日本本土を空襲する米任務部隊の対空護衛の役目を帯びてのことであった。
さらにはサウスダコタ級戦艦3隻をはじめとした砲撃部隊に加わり、製鉄所などの存在した岩手県釜石への艦砲射撃をおこなったほか、英戦艦キング・ジョージ5世とも合流し静岡県浜松に対しても艦砲射撃を実施した。
そうこうしているうちに日本が無条件降伏、以降秋に至るまで占領軍の支援を済ませてから本国に帰還した。
終戦翌年以後も度々極東方面に再展開したが、47年6月にいったん予備役入りとなる。
- およそ10年の時を経て、シカゴに転機が訪れる。
艦種記号をCA:重巡洋艦からCG:ミサイル巡洋艦*1に改められ、サンフランシスコ海軍工廠にて大改造工事が施されることとなったのだ。
ボルチモア級改めオールバニ級ミサイル巡洋艦2番艦として、上部構造物を徹底的に取り払ったうえでタロスおよびターターミサイルシステムなどを搭載、火器管制レーダーの視界確保のために異様なまでに背を高くされてしまったアルミ合金製艦橋構造物・煙突が目を引く様となった。 - 数年に及ぶ大改造の末、1964年5月にミサイル巡洋艦として再就役。
まったく新しい形の対空兵器である艦対空ミサイルの運用試験なども行いながら、シカゴに先行して搭載された簡易版の海軍戦術情報システム(NTDS)で空母や駆逐艦とのデータ共有を行うなどして日々を過ごした。 - 1966年からは、既にアメリカが軍事介入を進めていたベトナム戦争にもたびたび派遣。
友軍機の追跡などを行うPIRAZ*2任務にあてがわれ、アメリカ海空軍機の航空管制を行った。
戦略爆撃機B-52による北爆に際しての護衛機の調整はシカゴも担っていた。
他にも、沖縄近海でのミサイル試射のフィードバックをもとに改良されたタロスを実際に北ベトナムのレーダーサイトに対して発射する(未命中)など、対地攻撃にも参加した。 - 1972年にようやくベトナム戦線から解放され、本国で大規模オーバーホールが実施された。

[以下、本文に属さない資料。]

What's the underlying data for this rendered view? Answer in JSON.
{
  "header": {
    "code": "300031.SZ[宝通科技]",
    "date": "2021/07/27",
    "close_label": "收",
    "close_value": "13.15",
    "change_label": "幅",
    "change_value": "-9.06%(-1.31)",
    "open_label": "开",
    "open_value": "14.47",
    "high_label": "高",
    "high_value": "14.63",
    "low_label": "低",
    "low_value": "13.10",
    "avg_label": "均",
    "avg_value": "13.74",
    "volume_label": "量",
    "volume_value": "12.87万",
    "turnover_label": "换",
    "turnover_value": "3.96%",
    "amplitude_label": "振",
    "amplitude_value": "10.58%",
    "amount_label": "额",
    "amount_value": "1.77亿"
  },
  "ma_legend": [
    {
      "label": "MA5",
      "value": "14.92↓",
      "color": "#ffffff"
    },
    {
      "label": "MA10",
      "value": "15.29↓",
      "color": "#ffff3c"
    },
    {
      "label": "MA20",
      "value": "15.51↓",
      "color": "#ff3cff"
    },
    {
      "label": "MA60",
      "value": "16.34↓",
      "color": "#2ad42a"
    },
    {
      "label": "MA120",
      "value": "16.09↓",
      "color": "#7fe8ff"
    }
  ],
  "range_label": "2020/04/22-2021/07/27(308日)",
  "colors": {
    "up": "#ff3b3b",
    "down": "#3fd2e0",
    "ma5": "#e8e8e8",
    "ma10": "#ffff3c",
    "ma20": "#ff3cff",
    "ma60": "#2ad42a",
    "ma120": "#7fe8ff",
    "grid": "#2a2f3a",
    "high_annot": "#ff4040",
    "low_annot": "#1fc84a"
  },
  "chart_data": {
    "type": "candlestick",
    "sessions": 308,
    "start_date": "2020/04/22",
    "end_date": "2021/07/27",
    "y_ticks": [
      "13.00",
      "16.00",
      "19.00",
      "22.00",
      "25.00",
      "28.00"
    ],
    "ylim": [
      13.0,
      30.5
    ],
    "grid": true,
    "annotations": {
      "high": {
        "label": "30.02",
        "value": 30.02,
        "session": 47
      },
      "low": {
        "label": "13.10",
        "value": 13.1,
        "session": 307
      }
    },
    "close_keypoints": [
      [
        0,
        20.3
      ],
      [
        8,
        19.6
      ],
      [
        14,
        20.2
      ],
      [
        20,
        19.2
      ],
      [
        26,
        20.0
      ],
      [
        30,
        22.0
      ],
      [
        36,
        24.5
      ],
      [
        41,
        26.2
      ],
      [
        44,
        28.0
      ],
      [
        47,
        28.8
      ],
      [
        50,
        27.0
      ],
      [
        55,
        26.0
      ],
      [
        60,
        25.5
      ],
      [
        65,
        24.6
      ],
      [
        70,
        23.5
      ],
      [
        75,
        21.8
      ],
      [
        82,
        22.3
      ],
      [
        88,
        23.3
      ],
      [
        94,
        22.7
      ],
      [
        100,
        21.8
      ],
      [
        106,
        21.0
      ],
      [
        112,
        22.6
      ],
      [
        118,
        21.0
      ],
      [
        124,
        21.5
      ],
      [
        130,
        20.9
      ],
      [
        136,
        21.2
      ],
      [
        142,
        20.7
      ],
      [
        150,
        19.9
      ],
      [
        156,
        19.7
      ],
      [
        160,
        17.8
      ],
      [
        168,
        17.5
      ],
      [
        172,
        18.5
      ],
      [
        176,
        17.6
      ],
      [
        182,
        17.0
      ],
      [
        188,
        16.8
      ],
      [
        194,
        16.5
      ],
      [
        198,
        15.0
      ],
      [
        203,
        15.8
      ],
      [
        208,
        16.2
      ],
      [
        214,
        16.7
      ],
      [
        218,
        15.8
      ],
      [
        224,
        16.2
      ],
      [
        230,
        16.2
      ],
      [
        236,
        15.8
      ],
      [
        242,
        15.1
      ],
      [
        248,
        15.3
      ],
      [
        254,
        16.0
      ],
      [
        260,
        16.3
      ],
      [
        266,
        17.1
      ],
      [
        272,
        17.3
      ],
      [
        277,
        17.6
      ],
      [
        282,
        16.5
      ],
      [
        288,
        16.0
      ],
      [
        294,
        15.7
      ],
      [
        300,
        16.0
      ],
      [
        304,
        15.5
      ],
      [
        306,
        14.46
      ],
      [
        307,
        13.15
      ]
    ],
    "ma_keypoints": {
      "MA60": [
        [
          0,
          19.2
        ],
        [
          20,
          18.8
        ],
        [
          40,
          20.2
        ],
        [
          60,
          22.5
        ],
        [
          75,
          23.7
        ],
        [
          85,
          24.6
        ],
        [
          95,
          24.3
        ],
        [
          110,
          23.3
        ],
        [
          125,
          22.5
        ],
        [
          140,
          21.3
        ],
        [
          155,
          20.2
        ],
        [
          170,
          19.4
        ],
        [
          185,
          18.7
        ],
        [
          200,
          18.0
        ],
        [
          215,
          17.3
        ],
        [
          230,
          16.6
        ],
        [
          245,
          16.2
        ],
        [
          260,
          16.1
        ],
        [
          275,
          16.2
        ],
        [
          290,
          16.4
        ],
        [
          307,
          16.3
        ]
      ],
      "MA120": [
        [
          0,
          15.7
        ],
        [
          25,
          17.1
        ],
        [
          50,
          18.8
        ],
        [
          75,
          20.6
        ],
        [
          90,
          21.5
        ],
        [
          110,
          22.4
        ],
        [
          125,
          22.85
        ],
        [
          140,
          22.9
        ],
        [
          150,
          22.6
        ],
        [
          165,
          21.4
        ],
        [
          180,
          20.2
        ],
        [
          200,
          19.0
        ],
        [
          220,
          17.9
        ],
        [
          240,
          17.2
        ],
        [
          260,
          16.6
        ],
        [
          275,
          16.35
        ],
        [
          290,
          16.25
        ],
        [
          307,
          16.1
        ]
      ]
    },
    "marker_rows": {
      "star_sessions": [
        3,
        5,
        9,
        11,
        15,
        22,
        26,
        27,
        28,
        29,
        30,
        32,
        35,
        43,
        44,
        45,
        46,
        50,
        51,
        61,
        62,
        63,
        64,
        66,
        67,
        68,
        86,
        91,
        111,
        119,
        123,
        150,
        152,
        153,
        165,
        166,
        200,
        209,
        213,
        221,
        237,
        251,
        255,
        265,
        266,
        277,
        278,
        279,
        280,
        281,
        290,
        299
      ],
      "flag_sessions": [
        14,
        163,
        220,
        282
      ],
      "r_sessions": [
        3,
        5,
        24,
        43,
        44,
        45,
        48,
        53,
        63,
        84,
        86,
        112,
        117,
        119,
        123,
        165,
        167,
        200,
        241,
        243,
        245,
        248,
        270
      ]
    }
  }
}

新型のデジタル火器管制システムの設置やミサイルランチャーの換装などを済ませると、アメリカのプレゼンス誇示のためインド洋に展開。
その後も西太平洋を中心に各地を転々としながら時には本国で小規模な改修を受けて過ごしていた。
1980年、再度の大規模オーバーホールを行うことからそのための予算が議会を通過したが、就役から35年は経とうかというシカゴはもはや運用が非経済的であるということが検査によって判明したため、同年退役となった。
9年近くモスボール状態にて保管されてはいたものの、結局1991年にその錨を残してスクラップとなったのだった。
巡洋艦シカゴの錨は、艦名の由来となったイリノイ州シカゴにある有数の観光地「ネイビー・ピア」にて展示されている。